Melihat betapa Koa-kauwsu dan anak buahnya sudah roboh semua karena amukan Cu Kang Bu bertiga, dan melihat betapa mereka berempat sudah terkurung oleh pasukan dan di situ terdapat orang-orang muda yang amat lihai itu, Hek-i Mo-ong maklum bahwa kalau terjadi pertempuran keroyokan tentu pihaknya akan mengalami kerugian karena kalah banyak, maka tiba-tiba dia meloncat ke belakang dan berseru dengan lantang, “Tahan senjata! Kami hendak bicara!”

Empat orang pendekar muda itu menahan senjata mereka dan Kam Hong mewakili teman-temannya, sambil melintangkan suling emas di depan dada dia pun menegur, “Hek-i Mo-ong, engkau hendak bicara dan menggunakan kecurangan apa lagi?”

Wajah kakek itu berubah merah. Teringat dia bahwa dia pernah melukai pemuda luar biasa ini, akan tetapi hal itu dilakukannya karena dia main curang, yaitu pada saat Kam Hong melawan delapan orang muridnya, ialah Hek-i Pat-mo dan ketika pendekar ini terdesak delapan orang itu, dia turun tangan membantu murid-muridnya sehingga Kam Hong menderita luka dalam yang cukup parah.

“Bocah she Kam! Kalau memang kalian adalah orang-orang muda yang gagah perkasa dan mengaku sebagai pendekar-pendekar sakti, mari kita melakukan pertandingan satu lawan satu tanpa pengeroyokan dan tanpa mengandalkan bantuan. Kita masing-masing mengadakan pertandingan satu lawan satu sampai mati dan tidak boleh ada orang lain yang membantu. Nah, bagaimana? Apa kalian berempat berani menyambut tantangan kami berempat?”

Kam Hong mengerutkan alis dan memandang kepada tiga orang kawannya. Dia melihat betapa Ci Sian, Hong Bu, dan Cin Liong mengangguk kepadanya, dan dia sendiri pun percaya sepenuhnya bahwa ketiga orang muda itu cukup tangguh dan kuat untuk melawan tiga orang datuk dari Im-kan Ngo-ok, maka ia pun menjawab dengan lantang,

“Baik, Hek-i Mo-ong. Kami berempat menerima tantangan kalian!”

Thio-ciangkun lalu membuat lingkaran dengan pasukannya, lingkaran yang cukup luas di pekarangan rumah itu, dan memasang obor yang cukup banyak sehingga tempat itu menjadi terang dan merupakan gelanggang pertandingan yang dipagari pasukan. Cu Kang Bu dan Yu Hwi yang sudah selesai membasmi Koa-kauwsu dan anak buahnya itu pun kini berdiri menonton dengan penuh kepercayaan terhadap empat orang muda yang sakti itu, hanya Cu Pek In yang mengerutkan alisnya dan merasa khawatir.

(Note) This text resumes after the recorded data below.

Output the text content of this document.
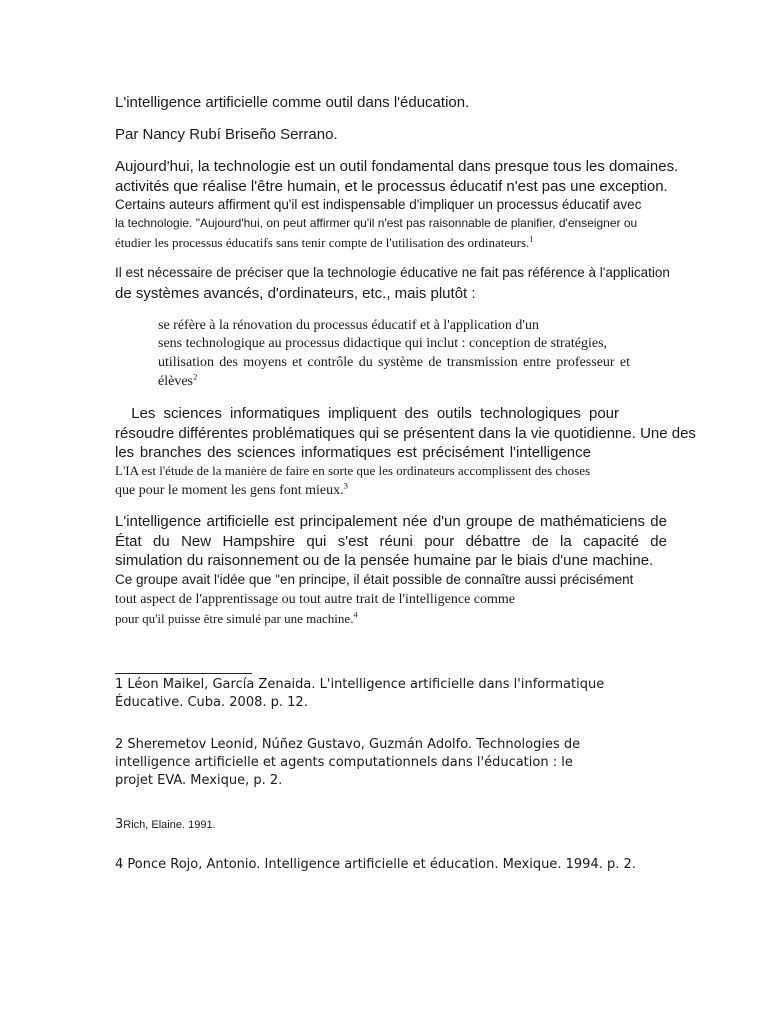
L'intelligence artificielle comme outil dans l'éducation.
Par Nancy Rubí Briseño Serrano.
Aujourd'hui, la technologie est un outil fondamental dans presque tous les domaines.
activités que réalise l'être humain, et le processus éducatif n'est pas une exception.
Certains auteurs affirment qu'il est indispensable d'impliquer un processus éducatif avec
la technologie. "Aujourd'hui, on peut affirmer qu'il n'est pas raisonnable de planifier, d'enseigner ou
étudier les processus éducatifs sans tenir compte de l'utilisation des ordinateurs.$^1$
Il est nécessaire de préciser que la technologie éducative ne fait pas référence à l'application
de systèmes avancés, d'ordinateurs, etc., mais plutôt :
se réfère à la rénovation du processus éducatif et à l'application d'un
sens technologique au processus didactique qui inclut : conception de stratégies,
utilisation des moyens et contrôle du système de transmission entre professeur et
élèves$^2$
Les sciences informatiques impliquent des outils technologiques pour
résoudre différentes problématiques qui se présentent dans la vie quotidienne. Une des
les branches des sciences informatiques est précisément l'intelligence
L'IA est l'étude de la manière de faire en sorte que les ordinateurs accomplissent des choses
que pour le moment les gens font mieux.$^3$
L'intelligence artificielle est principalement née d'un groupe de mathématiciens de
État du New Hampshire qui s'est réuni pour débattre de la capacité de
simulation du raisonnement ou de la pensée humaine par le biais d'une machine.
Ce groupe avait l'idée que "en principe, il était possible de connaître aussi précisément
tout aspect de l'apprentissage ou tout autre trait de l'intelligence comme
pour qu'il puisse être simulé par une machine.$^4$
1 Léon Maikel, García Zenaida. L'intelligence artificielle dans l'informatique
Éducative. Cuba. 2008. p. 12.
2 Sheremetov Leonid, Núñez Gustavo, Guzmán Adolfo. Technologies de
intelligence artificielle et agents computationnels dans l'éducation : le
projet EVA. Mexique, p. 2.
3Rich, Elaine. 1991.
4 Ponce Rojo, Antonio. Intelligence artificielle et éducation. Mexique. 1994. p. 2.
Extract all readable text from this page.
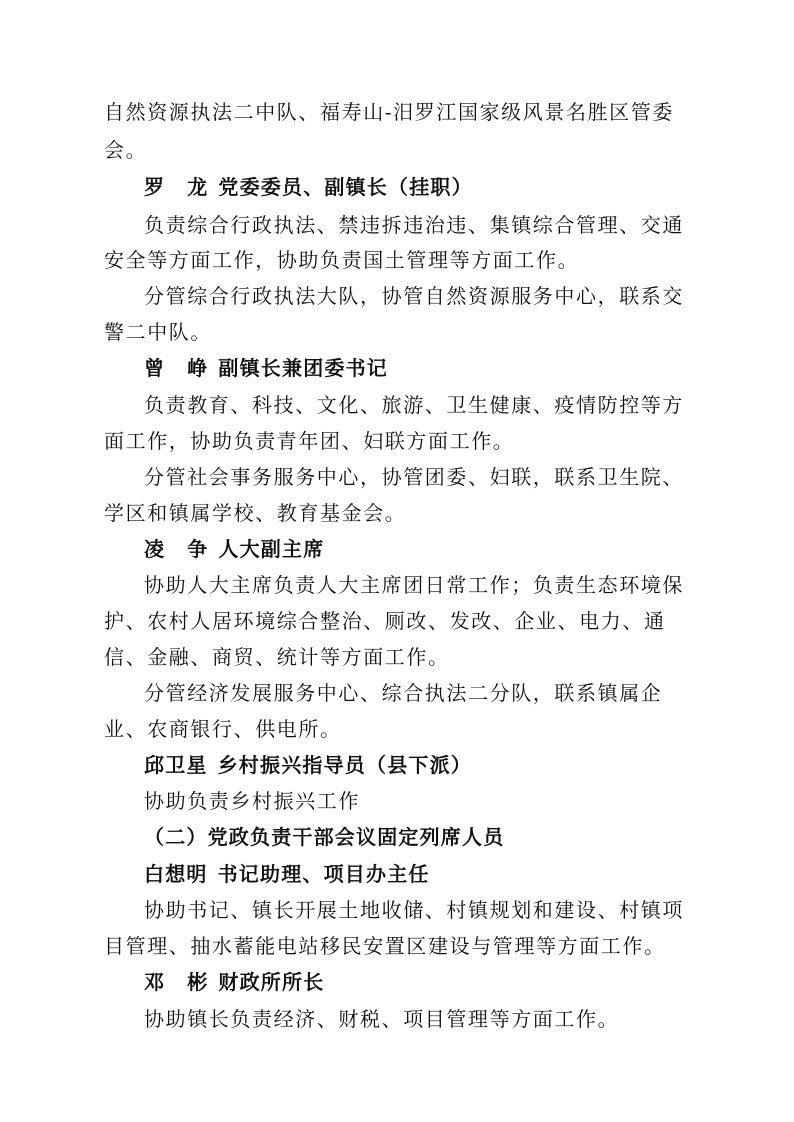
自然资源执法二中队、福寿山-汨罗江国家级风景名胜区管委
会。
罗 龙 党委委员、副镇长（挂职）
负责综合行政执法、禁违拆违治违、集镇综合管理、交通
安全等方面工作，协助负责国土管理等方面工作。
分管综合行政执法大队，协管自然资源服务中心，联系交
警二中队。
曾 峥 副镇长兼团委书记
负责教育、科技、文化、旅游、卫生健康、疫情防控等方
面工作，协助负责青年团、妇联方面工作。
分管社会事务服务中心，协管团委、妇联，联系卫生院、
学区和镇属学校、教育基金会。
凌 争 人大副主席
协助人大主席负责人大主席团日常工作；负责生态环境保
护、农村人居环境综合整治、厕改、发改、企业、电力、通
信、金融、商贸、统计等方面工作。
分管经济发展服务中心、综合执法二分队，联系镇属企
业、农商银行、供电所。
邱卫星 乡村振兴指导员（县下派）
协助负责乡村振兴工作
（二）党政负责干部会议固定列席人员
白想明 书记助理、项目办主任
协助书记、镇长开展土地收储、村镇规划和建设、村镇项
目管理、抽水蓄能电站移民安置区建设与管理等方面工作。
邓 彬 财政所所长
协助镇长负责经济、财税、项目管理等方面工作。
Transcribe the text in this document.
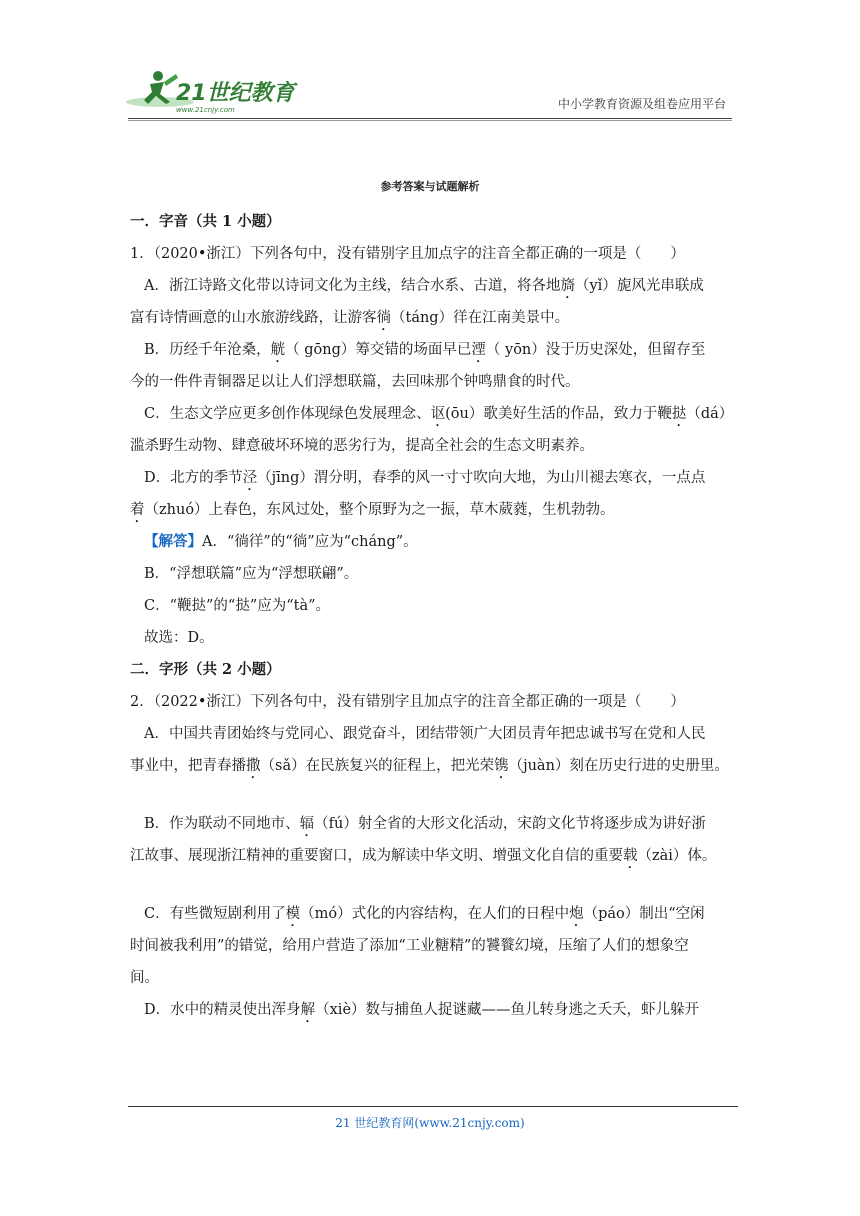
21世纪教育
www.21cnjy.com	中小学教育资源及组卷应用平台
参考答案与试题解析

一．字音（共 1 小题）

1．（2020•浙江）下列各句中，没有错别字且加点字的注音全都正确的一项是（　　）

A．浙江诗路文化带以诗词文化为主线，结合水系、古道，将各地旖（yǐ）旎风光串联成

富有诗情画意的山水旅游线路，让游客徜（táng）徉在江南美景中。

B．历经千年沧桑，觥（ gōng）筹交错的场面早已湮（ yōn）没于历史深处，但留存至

今的一件件青铜器足以让人们浮想联篇，去回味那个钟鸣鼎食的时代。

C．生态文学应更多创作体现绿色发展理念、讴(ōu）歌美好生活的作品，致力于鞭挞（dá）

滥杀野生动物、肆意破坏环境的恶劣行为，提高全社会的生态文明素养。

D．北方的季节泾（jīng）渭分明，春季的风一寸寸吹向大地，为山川褪去寒衣，一点点

着（zhuó）上春色，东风过处，整个原野为之一振，草木葳蕤，生机勃勃。

【解答】A．“徜徉”的“徜”应为“cháng”。

B．“浮想联篇”应为“浮想联翩”。

C．“鞭挞”的“挞”应为“tà”。

故选：D。

二．字形（共 2 小题）

2．（2022•浙江）下列各句中，没有错别字且加点字的注音全都正确的一项是（　　）

A．中国共青团始终与党同心、跟党奋斗，团结带领广大团员青年把忠诚书写在党和人民

事业中，把青春播撒（sǎ）在民族复兴的征程上，把光荣镌（juàn）刻在历史行进的史册里。

B．作为联动不同地市、辐（fú）射全省的大形文化活动，宋韵文化节将逐步成为讲好浙

江故事、展现浙江精神的重要窗口，成为解读中华文明、增强文化自信的重要载（zài）体。

C．有些微短剧利用了模（mó）式化的内容结构，在人们的日程中炮（páo）制出“空闲

时间被我利用”的错觉，给用户营造了添加“工业糖精”的饕餮幻境，压缩了人们的想象空

间。

D．水中的精灵使出浑身解（xiè）数与捕鱼人捉谜藏——鱼儿转身逃之夭夭，虾儿躲开

21 世纪教育网(www.21cnjy.com)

“Bagus! Kami akan mengajukan jago pertama kali. Sam-ok, kau majulah!” berkata Hek-i Mo-ong.

Sam-ok Ban-hwa Sengjin, bekas Koksu Nepal yang nama aslinya Lakshapadma itu segera melangkah maju ke tengah lapangan. Dia pun maklum bahwa jalan keluar tidak ada, maka tindakan Hek-i Mo-ong itu dianggapnya tepat. Hanya melalui pertandingan perorangan maka mereka mendapat kesempatan untuk lolos, asal dapat memenangkan lawan. Dan bagaimana pun lihainya, empat orang lawan itu hanyalah orang-orang muda yang tentu masih jauh kurang pengalamannya dibandingkan deagan mereka berempat.

Dia maju dengan tenang. Kakek raksasa yang kepalanya botak ini nampak gagah dengan mantelnya yang merah, dan kini dia menanggalkan mantel merahnya dan melemparkan mantel itu kepada Ji-ok. Dia sendiri dengan kedua kaki terpentang lebar, kedua lututnya agak ditekuk dan kedua lengannya membuat silang di depan dada, yang kanan miring di depan dahi, yang kiri miring di depan dada, sikapnya seperti seorang pendeta sedang melakukan sembahyang dengan sikap aneh.

“Biar aku yang menghadapi tua bangka Nepal ini!” kata Kao Cin Liong dan majunya Cin Liong melegakan hati Kam Hong.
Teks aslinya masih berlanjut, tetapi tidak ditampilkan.